Reputation: 653
I created repo on the GitHub remote, cloned it on the local. I configured Git username and email using:
git config --local user.name "firstname lastname"
git config --local user.email "first.last@gmail.com"
git remote show origin is also giving the correct upstream But when I add files, commit and try to push using:
git push origin master
I am getting error as:
remote: Permission to username/project.git denied to randomuser.
I don't know from where the randomuser is coming from. When I do: git config --list --local
I am getting the correct username and email.
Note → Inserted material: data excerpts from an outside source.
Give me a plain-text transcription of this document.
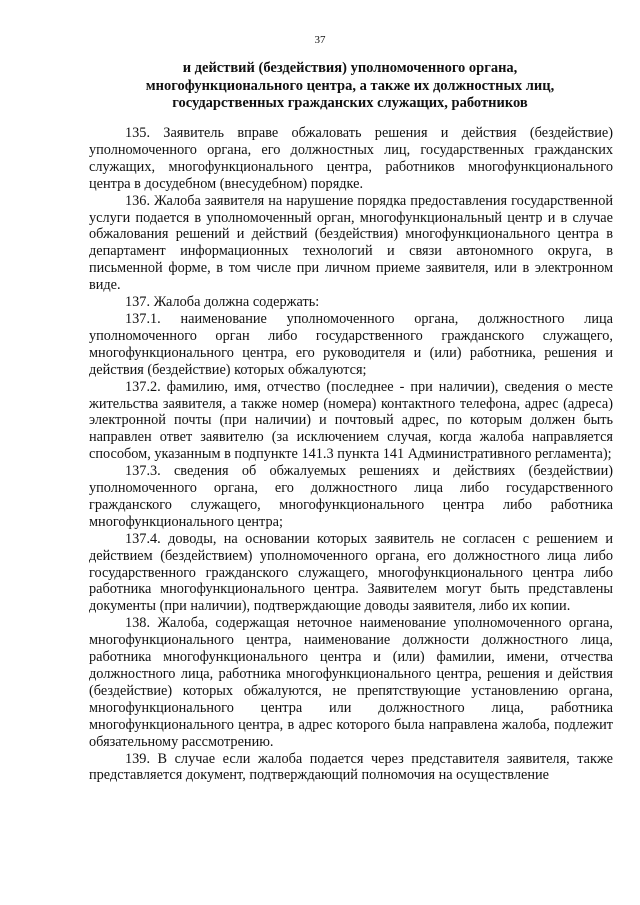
37
и действий (бездействия) уполномоченного органа,
многофункционального центра, а также их должностных лиц,
государственных гражданских служащих, работников

135. Заявитель вправе обжаловать решения и действия (бездействие) уполномоченного органа, его должностных лиц, государственных гражданских служащих, многофункционального центра, работников многофункционального центра в досудебном (внесудебном) порядке.

136. Жалоба заявителя на нарушение порядка предоставления государственной услуги подается в уполномоченный орган, многофункциональный центр и в случае обжалования решений и действий (бездействия) многофункционального центра в департамент информационных технологий и связи автономного округа, в письменной форме, в том числе при личном приеме заявителя, или в электронном виде.

137. Жалоба должна содержать:

137.1. наименование уполномоченного органа, должностного лица уполномоченного орган либо государственного гражданского служащего, многофункционального центра, его руководителя и (или) работника, решения и действия (бездействие) которых обжалуются;

137.2. фамилию, имя, отчество (последнее - при наличии), сведения о месте жительства заявителя, а также номер (номера) контактного телефона, адрес (адреса) электронной почты (при наличии) и почтовый адрес, по которым должен быть направлен ответ заявителю (за исключением случая, когда жалоба направляется способом, указанным в подпункте 141.3 пункта 141 Административного регламента);

137.3. сведения об обжалуемых решениях и действиях (бездействии) уполномоченного органа, его должностного лица либо государственного гражданского служащего, многофункционального центра либо работника многофункционального центра;

137.4. доводы, на основании которых заявитель не согласен с решением и действием (бездействием) уполномоченного органа, его должностного лица либо государственного гражданского служащего, многофункционального центра либо работника многофункционального центра. Заявителем могут быть представлены документы (при наличии), подтверждающие доводы заявителя, либо их копии.

138. Жалоба, содержащая неточное наименование уполномоченного органа, многофункционального центра, наименование должности должностного лица, работника многофункционального центра и (или) фамилии, имени, отчества должностного лица, работника многофункционального центра, решения и действия (бездействие) которых обжалуются, не препятствующие установлению органа, многофункционального центра или должностного лица, работника многофункционального центра, в адрес которого была направлена жалоба, подлежит обязательному рассмотрению.

139. В случае если жалоба подается через представителя заявителя, также представляется документ, подтверждающий полномочия на осуществление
I need help to figure out how it is happening and how to overcome it?
Upvotes: 1
Views: 1733
Reputation: 1
A very quick solution I found was * I am using macOS btw *, I went to the keychain, searched GitHub, deleted all of those saved passwords, and then returned to the terminal and re-entered the command.
Problem was solved.
Upvotes: 0
Reputation: 1328912
The username/email set in Git has nothing to do with authentication on GitHub, and is only used for commit authorship.
It depends on your remote origin URL: SSH (git@github.com:...
) or HTTPS (https://github.com/...
)
In the former case, check your ~/.ssh/id_rsa(.pub)
keys.
In the latter case, check our git config credential.helper
output: the credentials manager could cache the wrong credentials ("randomuser
" for github.com
).
If it is "manager
", you can "sign out in the Git Bash console in Windows".
git credential-manager reject https://github.com
On Mac, for osxkeychain
, see "Updating credentials from the OSX Keychain"
git credential-osxkeychain erase https://github.com
Then try again: it will prompt for user GitHub username/password.